Another programming company told me that scraping website abc.com is impossible because of varies reasons, can you do it?
We'd sure like to try. Much of our business comes from clients that have been turned away by other programming companies for various reasons. If we can't extract it, there is never a charge to you. It is a rare occasion that we have not been able to harvest the data from a targeted website.
We have dozens of sites we need scraped. Can you handle projects that large?
Yes. Though a majority of our clients require us to scrape one or two websites or limited amounts of data, but our technology, infrastructure, and team are built to scale for enterprise projects. A few of our projects have required us to scrape 100+ websites and over 40 million records.
How are the web scraping costs determined?Costs are determined on scope and frequency of data, volume of data and complexity of target website. There is no setup fee or any other hidden charges other than what will be quoted.
After I give you a site, how long does it take to get the data?
In most cases, we will have setup the scraper in 2-3 business days and data being available the next business day. For complex sites or sites with a large amount of data, it could take upto a week to scrape the data.
How frequently can you provide me with the data?
The frequency depends upon underlying structure of the target website. Some responsive sites allow us to read over 200,000 pages / day while others no more than few thousand / day. We would need to review the project before we can reach a definite conclusion.
What are the various formats in which you can deliver the data to me? And how?
We are able to deliver the scraped data in any format that is needed, such as MS Access, MS-SQL backup file, Microsoft Excel, CSV (Comma / Tab Separated) file, XML, MySQL script etc.
We can send you files through e-mail for small amounts of data (less than 10MB), or make them available on our FTP servers or push them to an FTP server you specify.
Can a website block scraping?
Yes a website can block scraping. There are a number of ways scraping can be blocked, such as adding image verification (CAPTCHA) system before results are displayed or blocking the IP Addresses from which requests are coming, by monitoring traffic etc.
Can you get around blocking?
Yes, we can get around blocking. We've been improving the core technology for more than six years and have learned to overcome many issues that most newer and off-the-shelf solutions have not.
Can you scrape non-English websites?
Yes. We have scraped Spanish, Chinese, German, and other non-English sites as well.
Are you able to scrape the comparison shopping engines (CSEs) such as Google product search?
Yes. We have scraped similar sites for a few of our clients.
Do you have limits on the types of sites/data that you will collect?
We will not consider any projects that target websites related to gambling, lottery, pornography or have otherwise "adult content", or illegal content. We reserve the right to refuse any scraping project at any time.
Is there any difference between Data Extraction, Web Scraping, Web Harvesting, Data Mining etc.?

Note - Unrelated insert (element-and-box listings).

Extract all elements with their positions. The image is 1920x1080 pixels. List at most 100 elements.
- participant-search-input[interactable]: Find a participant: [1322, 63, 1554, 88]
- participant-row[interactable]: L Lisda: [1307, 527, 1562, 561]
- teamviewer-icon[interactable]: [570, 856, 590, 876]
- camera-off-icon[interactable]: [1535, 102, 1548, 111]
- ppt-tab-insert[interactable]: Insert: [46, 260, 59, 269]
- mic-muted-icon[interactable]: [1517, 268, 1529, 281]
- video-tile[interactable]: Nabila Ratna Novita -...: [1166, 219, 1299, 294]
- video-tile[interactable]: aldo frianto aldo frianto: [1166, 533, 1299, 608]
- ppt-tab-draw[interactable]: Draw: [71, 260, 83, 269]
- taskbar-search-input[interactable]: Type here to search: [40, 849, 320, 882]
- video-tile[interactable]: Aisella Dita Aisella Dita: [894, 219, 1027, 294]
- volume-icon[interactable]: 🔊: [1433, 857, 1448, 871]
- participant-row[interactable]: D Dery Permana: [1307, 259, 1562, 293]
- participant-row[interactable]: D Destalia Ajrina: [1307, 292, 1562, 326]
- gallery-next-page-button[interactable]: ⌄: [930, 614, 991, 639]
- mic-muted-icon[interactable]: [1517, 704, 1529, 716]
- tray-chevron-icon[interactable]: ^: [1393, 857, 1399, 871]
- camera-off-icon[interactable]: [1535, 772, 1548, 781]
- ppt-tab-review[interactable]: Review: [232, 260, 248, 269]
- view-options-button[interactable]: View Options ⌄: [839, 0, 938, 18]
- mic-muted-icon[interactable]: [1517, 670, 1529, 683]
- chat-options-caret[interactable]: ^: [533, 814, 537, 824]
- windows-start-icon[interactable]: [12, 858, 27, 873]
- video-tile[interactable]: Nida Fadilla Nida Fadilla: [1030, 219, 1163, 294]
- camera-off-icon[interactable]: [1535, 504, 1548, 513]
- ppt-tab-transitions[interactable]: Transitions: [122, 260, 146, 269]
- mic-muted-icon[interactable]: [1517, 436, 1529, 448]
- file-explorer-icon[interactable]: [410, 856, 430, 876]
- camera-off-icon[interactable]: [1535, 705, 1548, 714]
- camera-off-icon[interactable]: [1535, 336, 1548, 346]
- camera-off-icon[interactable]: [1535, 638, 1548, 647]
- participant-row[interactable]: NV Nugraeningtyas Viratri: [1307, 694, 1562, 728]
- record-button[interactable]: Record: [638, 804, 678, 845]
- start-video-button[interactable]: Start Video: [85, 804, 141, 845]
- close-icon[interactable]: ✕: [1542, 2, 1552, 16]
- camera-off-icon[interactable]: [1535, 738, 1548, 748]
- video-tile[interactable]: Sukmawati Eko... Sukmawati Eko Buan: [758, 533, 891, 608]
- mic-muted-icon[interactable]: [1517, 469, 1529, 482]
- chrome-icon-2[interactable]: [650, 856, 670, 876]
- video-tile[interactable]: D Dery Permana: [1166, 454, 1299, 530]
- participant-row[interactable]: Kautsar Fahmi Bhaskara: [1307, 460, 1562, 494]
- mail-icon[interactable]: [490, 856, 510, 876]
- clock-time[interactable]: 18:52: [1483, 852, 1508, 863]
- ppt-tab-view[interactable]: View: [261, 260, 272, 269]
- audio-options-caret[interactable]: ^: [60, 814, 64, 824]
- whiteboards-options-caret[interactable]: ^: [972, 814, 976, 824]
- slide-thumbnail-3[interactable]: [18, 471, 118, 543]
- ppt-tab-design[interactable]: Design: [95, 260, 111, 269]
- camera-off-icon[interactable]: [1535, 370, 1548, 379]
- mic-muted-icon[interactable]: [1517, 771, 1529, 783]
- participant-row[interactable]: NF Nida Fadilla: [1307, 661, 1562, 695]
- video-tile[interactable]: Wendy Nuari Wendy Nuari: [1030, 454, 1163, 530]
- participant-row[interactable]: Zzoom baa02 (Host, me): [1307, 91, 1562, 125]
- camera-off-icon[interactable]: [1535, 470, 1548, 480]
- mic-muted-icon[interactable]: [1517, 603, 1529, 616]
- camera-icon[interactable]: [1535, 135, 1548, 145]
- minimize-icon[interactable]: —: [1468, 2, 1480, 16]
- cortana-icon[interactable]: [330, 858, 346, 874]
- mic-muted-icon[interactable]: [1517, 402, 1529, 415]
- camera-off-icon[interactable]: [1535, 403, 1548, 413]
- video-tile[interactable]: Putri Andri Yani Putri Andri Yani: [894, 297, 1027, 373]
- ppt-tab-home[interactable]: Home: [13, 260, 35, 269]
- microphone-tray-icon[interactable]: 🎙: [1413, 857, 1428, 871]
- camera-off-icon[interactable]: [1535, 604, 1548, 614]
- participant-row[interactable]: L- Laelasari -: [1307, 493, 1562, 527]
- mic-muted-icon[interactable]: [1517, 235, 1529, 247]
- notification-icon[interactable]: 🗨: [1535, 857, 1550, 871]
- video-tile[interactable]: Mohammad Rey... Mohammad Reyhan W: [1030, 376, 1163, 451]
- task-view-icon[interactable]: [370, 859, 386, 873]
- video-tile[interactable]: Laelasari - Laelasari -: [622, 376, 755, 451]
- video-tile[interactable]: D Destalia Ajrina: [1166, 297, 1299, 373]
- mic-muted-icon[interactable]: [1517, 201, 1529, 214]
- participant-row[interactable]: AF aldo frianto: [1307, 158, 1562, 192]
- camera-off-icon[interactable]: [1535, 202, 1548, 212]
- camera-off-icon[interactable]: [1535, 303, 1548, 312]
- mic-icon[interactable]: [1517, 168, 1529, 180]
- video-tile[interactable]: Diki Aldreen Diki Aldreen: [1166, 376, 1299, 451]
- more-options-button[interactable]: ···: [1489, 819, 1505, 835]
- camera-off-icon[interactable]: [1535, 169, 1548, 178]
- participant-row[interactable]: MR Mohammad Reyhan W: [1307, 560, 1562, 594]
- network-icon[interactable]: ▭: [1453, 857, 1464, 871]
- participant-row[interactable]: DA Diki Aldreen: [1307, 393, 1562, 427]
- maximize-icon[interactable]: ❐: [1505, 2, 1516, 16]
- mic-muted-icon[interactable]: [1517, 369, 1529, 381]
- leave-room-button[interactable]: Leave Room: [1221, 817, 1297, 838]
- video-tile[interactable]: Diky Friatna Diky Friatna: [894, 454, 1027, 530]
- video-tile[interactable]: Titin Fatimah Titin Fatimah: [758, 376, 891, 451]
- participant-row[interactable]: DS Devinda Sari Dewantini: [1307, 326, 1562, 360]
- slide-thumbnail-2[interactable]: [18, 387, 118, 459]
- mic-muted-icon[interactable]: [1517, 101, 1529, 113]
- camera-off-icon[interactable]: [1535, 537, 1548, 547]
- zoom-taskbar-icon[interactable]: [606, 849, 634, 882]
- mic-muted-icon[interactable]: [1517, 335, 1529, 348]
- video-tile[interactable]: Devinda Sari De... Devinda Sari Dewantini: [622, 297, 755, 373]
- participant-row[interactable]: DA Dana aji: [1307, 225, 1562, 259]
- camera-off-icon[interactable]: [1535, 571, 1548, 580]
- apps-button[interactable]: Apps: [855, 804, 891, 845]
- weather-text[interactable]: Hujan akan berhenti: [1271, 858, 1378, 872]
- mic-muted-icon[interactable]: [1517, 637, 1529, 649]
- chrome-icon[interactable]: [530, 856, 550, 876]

When referenced in context of automation of the task - manual copy paste of information from a website, they are all the same. Web scraping involves simulating a human web browsing using computer software.
Is Web scraping legal?
When it comes to web scraping public information, then there definitely is no legal issue behind it. There is nothing illegal about grabbing the exchange rates from remote sites or scraping thousands and even millions of documents, movie files, and PDFs from other sites. Some websites, however, limit web scraping by mentioning it within their terms of use. But to this day, the legality of web scraping remains ambiguous. Danish Maritime and Commercial Court (Copenhagen) has found that web scraping is not in conflict with the database directive of the European Union. Within the United States, many cases of web scraping have been dismissed. However, in 2008, an Irish airline filed a suit against a website that was web scraping its ticket availability information to sell tickets. Courts are yet to release a verdict in this case.